Flaubert leyó a sus amigos con más criterio, Maxime Du Camp y Louis Romain, La tentación de San Antonio durante tres días y, cuando terminó, vio entre la ronquera sus gestos torcidos. La génesis de Madame Bovary fue este estruendoso fracaso.
«Has trazado un ángulo cuyas líneas divergentes se pierden en el espacio; has convertido la gota de agua en torrente, el torrente en río, el río en lago, el lago en océano y el océano en diluvio; te anegas, anegas a tus personajes, anegas el asunto, anegas al lector y se anega la obra», le dijeron. Y el consejo fue que, dada su natural complejidad, eligiera la próxima vez un tema sencillo. Bien disgustado, Gustave Flaubert se fue de viaje. Recorrió Oriente con Du Camp, pese a que éste había condenado su San Antonio a las llamas, y volvió un año después a su encierro con un propósito firme y una historia clara. Una no, dos, dos que fundió porque se parecían: la primera procedía de un recorte del periódico, la otra de un recuerdo de infancia. Algunos años después les decía a sus consejeros: «Me habéis operado el cáncer lírico: mucho me dolió pero era hora de extirparlo».
Y así nació Emma. Nunca le dio Gustave la importancia que el personaje hubiera deseado. El desapego de su autor fue el peor fracaso de la Bovary, el más dramático. Por los alrededores habrá unas veinte Emma Bovary, le decía a Louise Colet en una carta. Lo importante no era Emma y lo que le sucedía, lo importante no eran el personaje y la historia, lo importante era el lenguaje. El reto de hacer buena literatura con los tópicos más chatos, de documentar la necedad, el no pensamiento, de forzar la mirada y girar un poco el caleidoscopio verbal, lo justo para que viésemos que debajo del teatro, del gesto, de un acuerdo de sonámbulos con un lenguaje narcotizado, no había nada.
La relectura de Madame Bovary produce continuas ganas “de llegar a”. A la boda de Emma y Charles, para reencontrar a los invitados dibujando una cinta de colores en un camino árido. A una de las escenas eróticas más intensas y escuetas de la literatura: el traqueteo sobre adoquines de una calesa con las cortinas corridas que atraviesa París impulsada por una sola palabra: sigue. Y a la feria, al entrecruzado línea a línea de la más roma retórica de seducción (Rodolphe sabe que cuanto más se exagera menos verdad alberga la parafernalia amorosa), con las frases del pregonero desde el escenario. Y cómo no, a la escena en la que Flaubert está más cerca de juzgar a la señora Bovary, cuando ella ambiciona convertir a su marido en cirujano con catastróficas consecuencias.

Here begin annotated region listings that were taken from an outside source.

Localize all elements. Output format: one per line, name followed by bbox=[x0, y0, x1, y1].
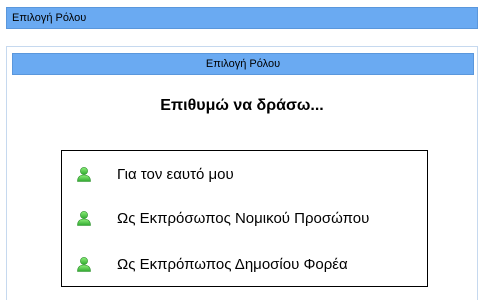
user-icon bbox=[76, 166, 92, 182]
role-list: Για τον εαυτό μου Ως Εκπρόσωπος Νομικού … bbox=[61, 150, 428, 287]
window-title: Επιλογή Ρόλου bbox=[12, 12, 87, 24]
role-prompt: Επιθυμώ να δράσω... bbox=[160, 97, 324, 114]
panel-header-title: Επιλογή Ρόλου bbox=[205, 58, 281, 70]
role-option-label: Για τον εαυτό μου bbox=[117, 165, 234, 183]
panel-header: Επιλογή Ρόλου bbox=[12, 53, 474, 75]
role-selection-panel: Επιλογή Ρόλου Επιθυμώ να δράσω... Για το… bbox=[6, 46, 478, 300]
role-option-label: Ως Εκπρόσωπος Νομικού Προσώπου bbox=[117, 209, 370, 227]
user-icon bbox=[76, 210, 92, 226]
window-title-bar: Επιλογή Ρόλου bbox=[6, 7, 478, 29]
role-option-legal-entity[interactable]: Ως Εκπρόσωπος Νομικού Προσώπου bbox=[76, 208, 369, 228]
role-option-self[interactable]: Για τον εαυτό μου bbox=[76, 164, 234, 184]
user-icon bbox=[76, 256, 92, 272]
role-option-public-body[interactable]: Ως Εκπρόπωπος Δημοσίου Φορέα bbox=[76, 254, 348, 274]
role-option-label: Ως Εκπρόπωπος Δημοσίου Φορέα bbox=[117, 255, 348, 273]
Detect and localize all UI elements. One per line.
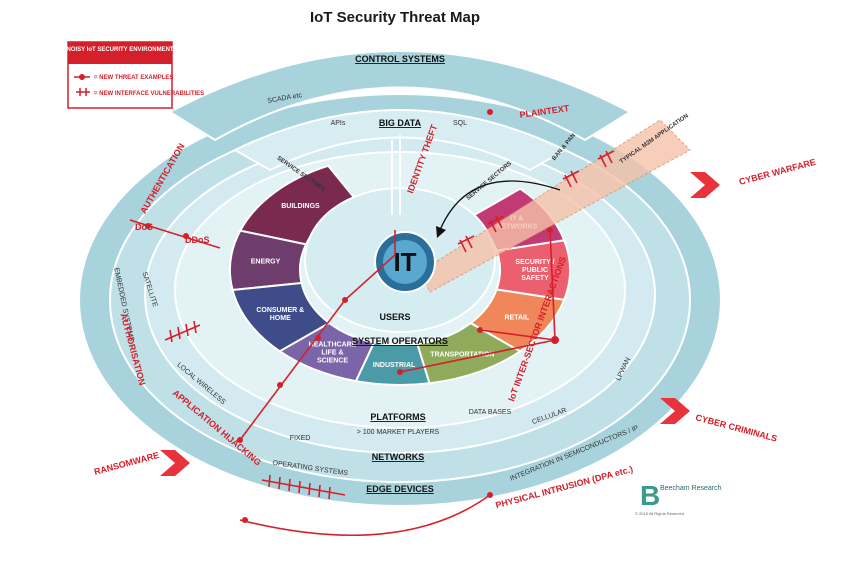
threat-map-canvas: IoT Security Threat Map BUILDINGS ENERGY C… [0,0,862,568]
cyber-warfare-chevron-icon [690,172,720,198]
legend-vuln-label: = NEW INTERFACE VULNERABILITIES [94,91,204,97]
system-operators-label: SYSTEM OPERATORS [352,336,448,346]
external-cyber-warfare: CYBER WARFARE [738,157,817,187]
legend-heading-line1: NOISY IoT SECURITY ENVIRONMENT [66,47,173,53]
control-systems-label: CONTROL SYSTEMS [355,54,445,64]
legend: NOISY IoT SECURITY ENVIRONMENT = NEW THR… [66,41,204,109]
threat-ddos: DDoS [185,235,210,245]
apis-label: APIs [331,120,346,127]
sector-label: ENERGY [251,259,281,266]
sector-label: INDUSTRIAL [373,362,416,369]
external-ransomware: RANSOMWARE [93,450,160,477]
market-players-label: > 100 MARKET PLAYERS [357,429,440,436]
big-data-label: BIG DATA [379,118,422,128]
threat-dos: DoS [135,222,153,232]
external-cyber-criminals: CYBER CRIMINALS [694,412,778,443]
sql-label: SQL [453,120,467,127]
users-label: USERS [379,312,410,322]
sector-label: RETAIL [505,315,530,322]
threat-map-svg: IoT Security Threat Map BUILDINGS ENERGY C… [66,9,817,536]
center-it-label: IT [393,247,416,277]
platforms-label: PLATFORMS [370,412,425,422]
legend-threat-label: = NEW THREAT EXAMPLES [94,75,173,81]
beecham-logo-mark-icon: B [640,480,660,511]
brand-copyright: © 2015 All Rights Reserved [635,511,684,516]
ransomware-chevron-icon [160,450,190,476]
beecham-logo: B Beecham Research © 2015 All Rights Res… [635,480,722,516]
brand-name: Beecham Research [660,485,722,492]
edge-devices-label: EDGE DEVICES [366,484,434,494]
sector-label: BUILDINGS [281,203,320,210]
platform-item-databases: DATA BASES [469,409,512,416]
page-title: IoT Security Threat Map [310,9,480,26]
network-item-fixed: FIXED [290,435,311,442]
networks-label: NETWORKS [372,452,425,462]
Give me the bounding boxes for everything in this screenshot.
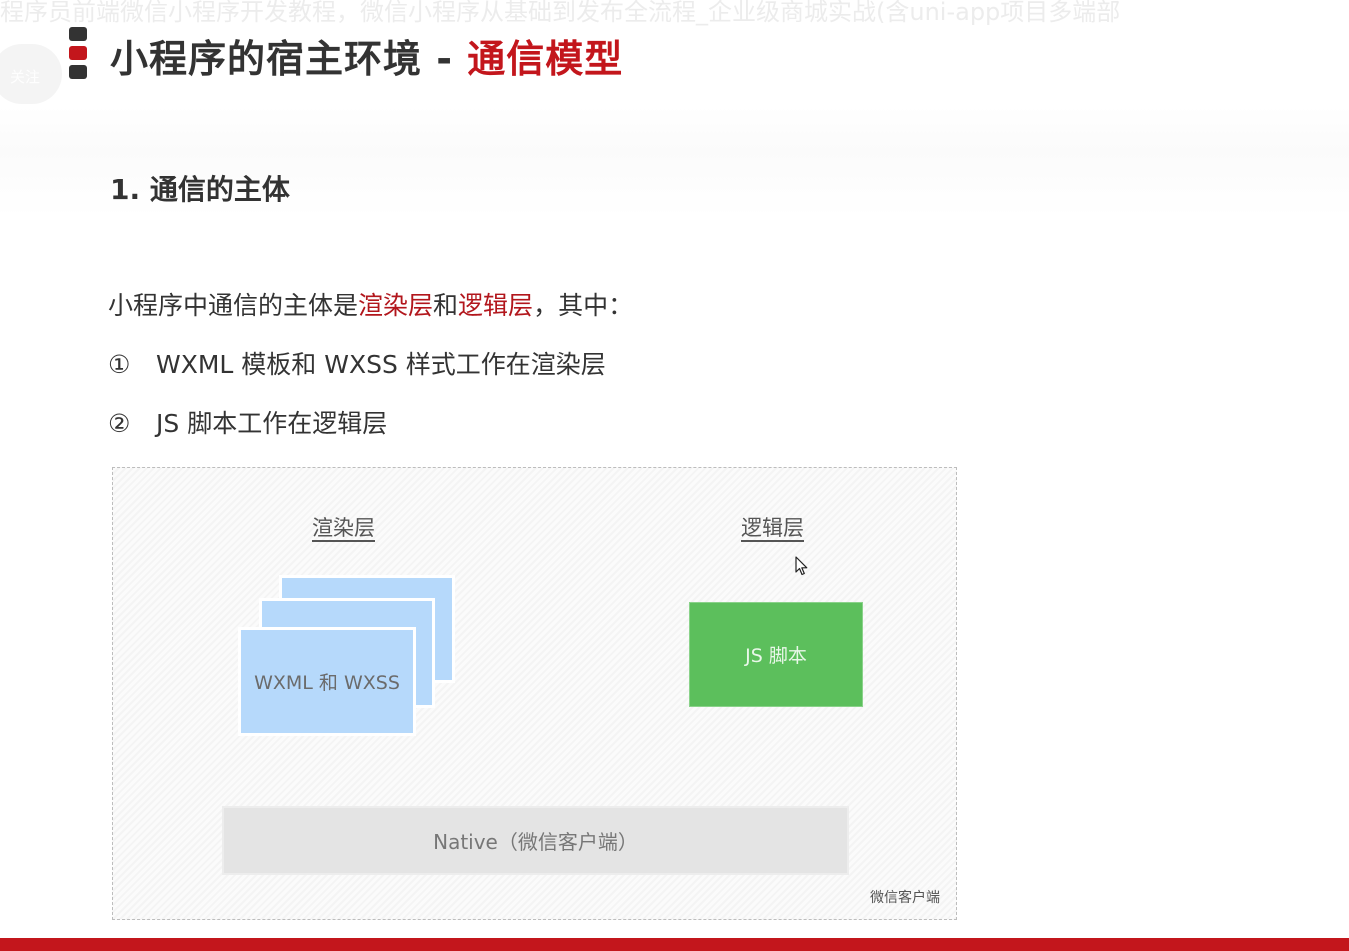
page-card-front: WXML 和 WXSS: [238, 627, 416, 736]
render-layer-title: 渲染层: [312, 516, 375, 540]
title-marker-icon: [69, 27, 87, 84]
section-heading: 1. 通信的主体: [110, 173, 290, 206]
native-layer-bar: Native（微信客户端）: [222, 806, 849, 875]
video-title-banner: 程序员前端微信小程序开发教程，微信小程序从基础到发布全流程_企业级商城实战(含u…: [0, 0, 1349, 28]
page-title-prefix: 小程序的宿主环境 -: [110, 37, 468, 81]
intro-highlight-logic: 逻辑层: [458, 291, 534, 320]
intro-paragraph: 小程序中通信的主体是渲染层和逻辑层，其中：: [108, 286, 633, 322]
bullet-number: ②: [108, 409, 131, 438]
intro-part2: 和: [433, 291, 459, 320]
intro-part1: 小程序中通信的主体是: [108, 291, 359, 320]
bottom-accent-bar: [0, 938, 1349, 951]
bullet-number: ①: [108, 350, 131, 379]
bullet-item: ① WXML 模板和 WXSS 样式工作在渲染层: [108, 345, 606, 381]
bullet-text: JS 脚本工作在逻辑层: [156, 409, 388, 438]
page-title: 小程序的宿主环境 - 通信模型: [110, 28, 623, 83]
mouse-pointer-icon: [795, 556, 808, 576]
intro-part3: ，其中：: [533, 291, 634, 320]
native-layer-label: Native（微信客户端）: [433, 830, 638, 854]
client-caption: 微信客户端: [870, 890, 940, 906]
communication-diagram: 渲染层 逻辑层 WXML 和 WXSS JS 脚本 Native（微信客户端） …: [112, 467, 957, 920]
intro-highlight-render: 渲染层: [358, 291, 434, 320]
page-card-label: WXML 和 WXSS: [254, 672, 400, 694]
js-script-box: JS 脚本: [689, 602, 863, 707]
bullet-text: WXML 模板和 WXSS 样式工作在渲染层: [156, 350, 606, 379]
logic-layer-title: 逻辑层: [741, 516, 804, 540]
follow-label[interactable]: 关注: [10, 66, 40, 87]
js-script-label: JS 脚本: [745, 645, 807, 667]
video-title-text: 程序员前端微信小程序开发教程，微信小程序从基础到发布全流程_企业级商城实战(含u…: [0, 0, 1121, 26]
page-title-accent: 通信模型: [467, 37, 624, 81]
bullet-item: ② JS 脚本工作在逻辑层: [108, 404, 387, 440]
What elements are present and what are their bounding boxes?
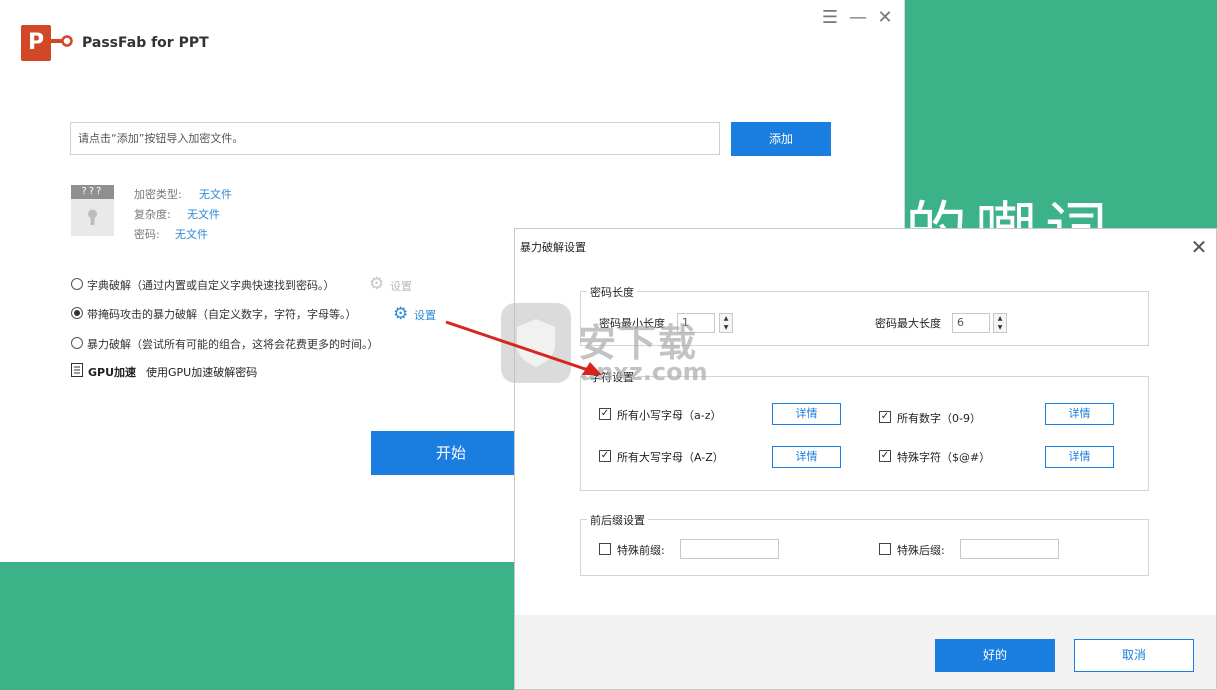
lowercase-checkbox[interactable]: ✓ xyxy=(599,408,611,420)
gpu-checkbox[interactable] xyxy=(71,363,83,377)
affix-group: 前后缀设置 特殊前缀: 特殊后缀: xyxy=(580,512,1149,576)
min-length-spinner[interactable]: ▲ ▼ xyxy=(719,313,733,333)
dictionary-settings-link[interactable]: 设置 xyxy=(390,278,412,294)
gear-icon[interactable]: ⚙ xyxy=(393,306,408,323)
add-file-button[interactable]: 添加 xyxy=(731,122,831,156)
complexity-label: 复杂度: xyxy=(134,208,171,221)
password-label: 密码: xyxy=(134,228,160,241)
digits-label: 所有数字（0-9） xyxy=(897,412,981,425)
gear-icon: ⚙ xyxy=(369,274,385,294)
suffix-label: 特殊后缀: xyxy=(897,544,945,557)
special-chars-label: 特殊字符（$@#） xyxy=(897,451,991,464)
suffix-checkbox[interactable] xyxy=(879,543,891,555)
brute-force-settings-dialog: 暴力破解设置 ✕ 密码长度 密码最小长度 1 ▲ ▼ 密码最大长度 6 ▲ ▼ 字符… xyxy=(514,228,1217,690)
dictionary-attack-radio[interactable] xyxy=(71,278,83,290)
special-chars-detail-button[interactable]: 详情 xyxy=(1045,446,1114,468)
charset-group: 字符设置 ✓ 所有小写字母（a-z） 详情 ✓ 所有数字（0-9） 详情 ✓ 所… xyxy=(580,369,1149,491)
complexity-value: 无文件 xyxy=(187,208,220,221)
max-length-spinner[interactable]: ▲ ▼ xyxy=(993,313,1007,333)
app-title: PassFab for PPT xyxy=(82,35,209,51)
uppercase-detail-button[interactable]: 详情 xyxy=(772,446,841,468)
uppercase-label: 所有大写字母（A-Z） xyxy=(617,451,724,464)
prefix-checkbox[interactable] xyxy=(599,543,611,555)
encrypt-type-label: 加密类型: xyxy=(134,188,182,201)
digits-detail-button[interactable]: 详情 xyxy=(1045,403,1114,425)
gpu-label: GPU加速 xyxy=(88,366,137,379)
suffix-input[interactable] xyxy=(960,539,1059,559)
ok-button[interactable]: 好的 xyxy=(935,639,1055,672)
mask-settings-link[interactable]: 设置 xyxy=(414,307,436,323)
special-chars-checkbox[interactable]: ✓ xyxy=(879,450,891,462)
lowercase-label: 所有小写字母（a-z） xyxy=(617,409,722,422)
cancel-button[interactable]: 取消 xyxy=(1074,639,1194,672)
close-icon[interactable]: ✕ xyxy=(1189,235,1209,259)
mask-attack-label: 带掩码攻击的暴力破解（自定义数字，字符，字母等。） xyxy=(87,308,357,321)
lock-icon xyxy=(88,209,97,225)
prefix-label: 特殊前缀: xyxy=(617,544,665,557)
minimize-button[interactable]: — xyxy=(846,8,870,28)
digits-checkbox[interactable]: ✓ xyxy=(879,411,891,423)
max-length-input[interactable]: 6 xyxy=(952,313,990,333)
key-icon xyxy=(51,35,73,47)
password-value: 无文件 xyxy=(175,228,208,241)
mask-attack-radio[interactable] xyxy=(71,307,83,319)
prefix-input[interactable] xyxy=(680,539,779,559)
menu-icon[interactable]: ☰ xyxy=(818,8,842,28)
file-path-input[interactable]: 请点击“添加”按钮导入加密文件。 xyxy=(70,122,720,155)
app-logo: P xyxy=(21,25,51,61)
thumbnail-label: ??? xyxy=(71,185,114,199)
uppercase-checkbox[interactable]: ✓ xyxy=(599,450,611,462)
file-thumbnail: ??? xyxy=(71,185,114,236)
lowercase-detail-button[interactable]: 详情 xyxy=(772,403,841,425)
brute-force-label: 暴力破解（尝试所有可能的组合，这将会花费更多的时间。） xyxy=(87,338,379,351)
dictionary-attack-label: 字典破解（通过内置或自定义字典快速找到密码。） xyxy=(87,279,335,292)
max-length-label: 密码最大长度 xyxy=(875,317,941,330)
brute-force-radio[interactable] xyxy=(71,337,83,349)
dialog-title: 暴力破解设置 xyxy=(520,241,586,254)
encrypt-type-value: 无文件 xyxy=(199,188,232,201)
affix-legend: 前后缀设置 xyxy=(587,512,648,528)
close-button[interactable]: ✕ xyxy=(873,8,897,28)
dialog-titlebar: 暴力破解设置 ✕ xyxy=(515,229,1216,263)
start-button[interactable]: 开始 xyxy=(371,431,531,475)
password-length-legend: 密码长度 xyxy=(587,284,637,300)
gpu-description: 使用GPU加速破解密码 xyxy=(146,366,258,379)
annotation-arrow-icon xyxy=(445,320,602,375)
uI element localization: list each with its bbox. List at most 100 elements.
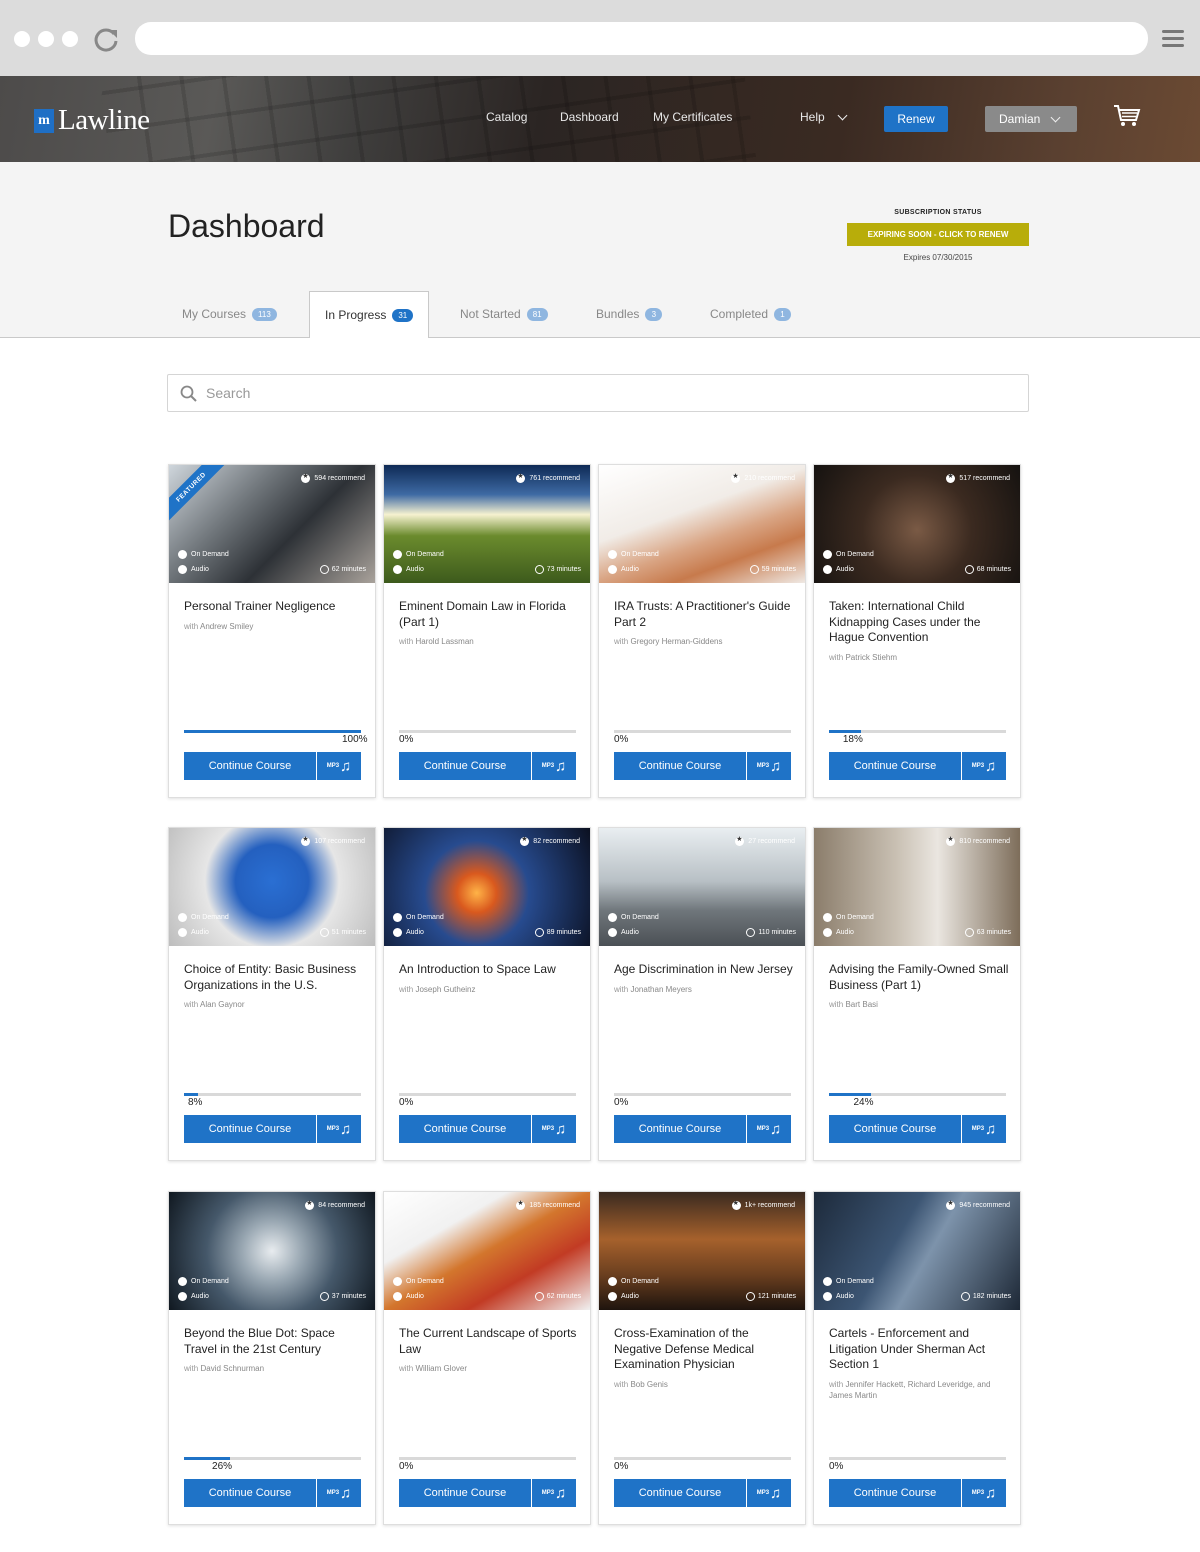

Para conseguir contarnos tan bien una historia, que en principio no le interesaba demasiado, Flaubert utilizó muchas estrategias. Quizá las que más me satisfacen como lectora son dos de sus predilectas: la cosificación, la reducción a arquetipos y el animismo: da a los objetos la vida que les quita a los personajes. Un gorro, una calesa y una sombrilla son capaces de emitir sentidos. Un farmacéutico, un seductor y una suegra repiten y repiten fórmulas.
Emma era también un Quijote, pero más triste, un molde en el que se habían vertido demasiadas novelas de impecables decorados y frases soñadas. Nunca es un engaño rentable diseñar la vida por adelantado y luego rellenarla con la cera caliente de la insatisfacción. El drama de Emma es que es incapaz de producir su propio discurso, vive poseída por el más alienado de lo amoroso, un lenguaje vacío, el simulacro verbal de sentimientos que, además, pierden su efectividad erótica con la repetición. Para ella todo lo que es inmenso pronto se convierte en diminuto. No en vano inaugura el consumo como calmante para su ansiedad ininterrumpida.
Cuando decidí releer esta novela para escribir esta reseña me propuse una aventura: recopilar lo que otros dijeron. Pero es una tarea infinita y esto es una reseña.
La edición de Alba, estupendamente traducida, tiene la originalidad de traducir esta versión un poco más y la titula La señora Bovary.
Flaubert, Gustave. La señora Bovary, trad. Mª Teresa Gallego Urrutia. Alba, Barcelona, 2012. 400 pp.